We sincerely trust that the accused may be able to prove his innocence to the satisfaction of a British jury.

At the same time, it may not be thought out of place to call attention to the crying evil involved in the existence of a class of persons—​quite independently of individuals—​who, although shrewdly suspected by the police to be buyers of stolen goods, are left undisturbed to their mischievous avocations.

Stolen goods are habitually disposed of through the medium of the pawnbroker, the leaving-shop, the marine-store dealer, the assayer or dealer in gold or silver, and the professional “fence,” the last of whom has reduced his calling to a regulated system, and has his agents in different parts of the country and on the Continent, to whom he consigns parcels of stolen property with all the forms of regular commerce.

If the police could be induced to speak they might recount the histories of individuals who, after long careers of moral infamy in this line of business, have blossomed into respectable retirement in surburban mansions.

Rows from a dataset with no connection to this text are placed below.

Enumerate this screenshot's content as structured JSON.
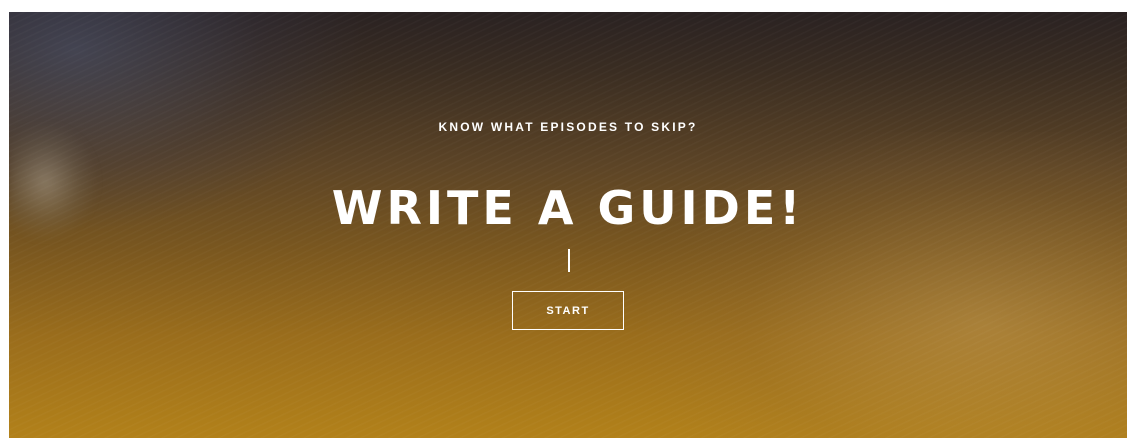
{
  "hero": {
    "eyebrow": "KNOW WHAT EPISODES TO SKIP?",
    "headline": "WRITE A GUIDE!",
    "cta_label": "START"
  },
  "colors": {
    "text": "#ffffff",
    "gradient_top": "#2a2222",
    "gradient_bottom": "#b2811a"
  }
}
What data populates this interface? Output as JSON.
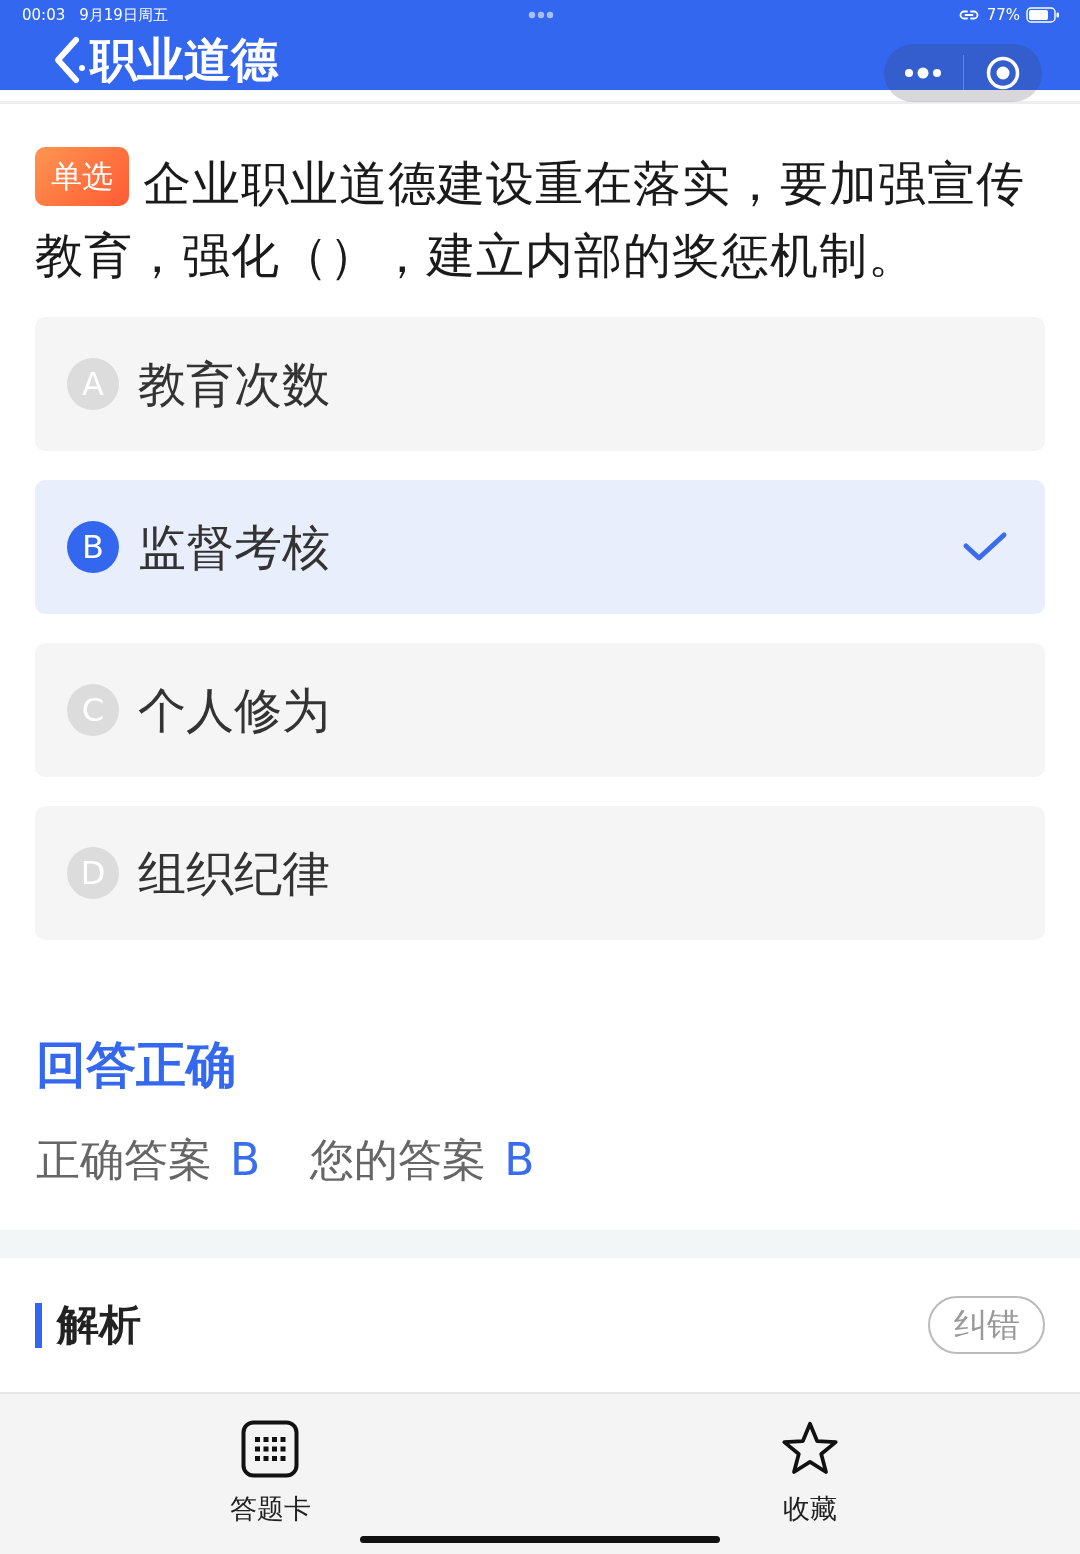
{
  "status_bar": {
    "time": "00:03",
    "date": "9月19日周五",
    "battery": "77%"
  },
  "nav": {
    "title": "职业道德"
  },
  "question": {
    "type_tag": "单选",
    "text_lines": [
      "企业职业道德建设重在落实，要加强宣传",
      "教育，强化（），建立内部的奖惩机制。"
    ]
  },
  "options": [
    {
      "letter": "A",
      "text": "教育次数",
      "selected": false
    },
    {
      "letter": "B",
      "text": "监督考核",
      "selected": true
    },
    {
      "letter": "C",
      "text": "个人修为",
      "selected": false
    },
    {
      "letter": "D",
      "text": "组织纪律",
      "selected": false
    }
  ],
  "result": {
    "title": "回答正确",
    "correct_label": "正确答案",
    "correct_answer": "B",
    "your_label": "您的答案",
    "your_answer": "B"
  },
  "analysis": {
    "title": "解析",
    "report_button": "纠错"
  },
  "tab_bar": [
    {
      "kind": "grid",
      "label": "答题卡"
    },
    {
      "kind": "star",
      "label": "收藏"
    }
  ]
}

They are among the most difficult sort of criminals to convict. The transactions of the firm are generally managed by a strong-minded, subtle rogue, who keeps the majority of those to whom he disposes of his ill-gotten gains in ignorance of his and their true character.

The pawnbroker is generally more sinned against than sinning; for, if stolen property can be traced to his possession, he is forced by law to restore it to the right owner without compensation.

While, however, the pawnbroker is licensed and subject to many disabilities in the prosecution of his calling, the keeper of the leaving shop is a mere unlicensed usurer in a small way, generally ready to advance petty sums on all sorts of portable property without asking questions as to its rightful possession.

Even when this sort of person is not a regular “fence” for the lowest class of thieves, he robs the very poor by taking exorbitant interest. He should be suppressed and eradicated root and branch.

When lead is stolen from the roofs of buildings, or metal fittings purloined from uninhabited houses, such plunder almost invariably finds its way to the den of the marine-store dealer, who also encourages servants to acts of wilful extravagance in the choice and rending down of fat meat by purchasing the residue, without comment or inquiry, as “kitchen stuff.”

The pretended assayer and dealer in gold and silver usually has his shop in some respectable part of the town, and in the neighbourhood of bonâ-fide establishments for the purchase and sale of the precious metals.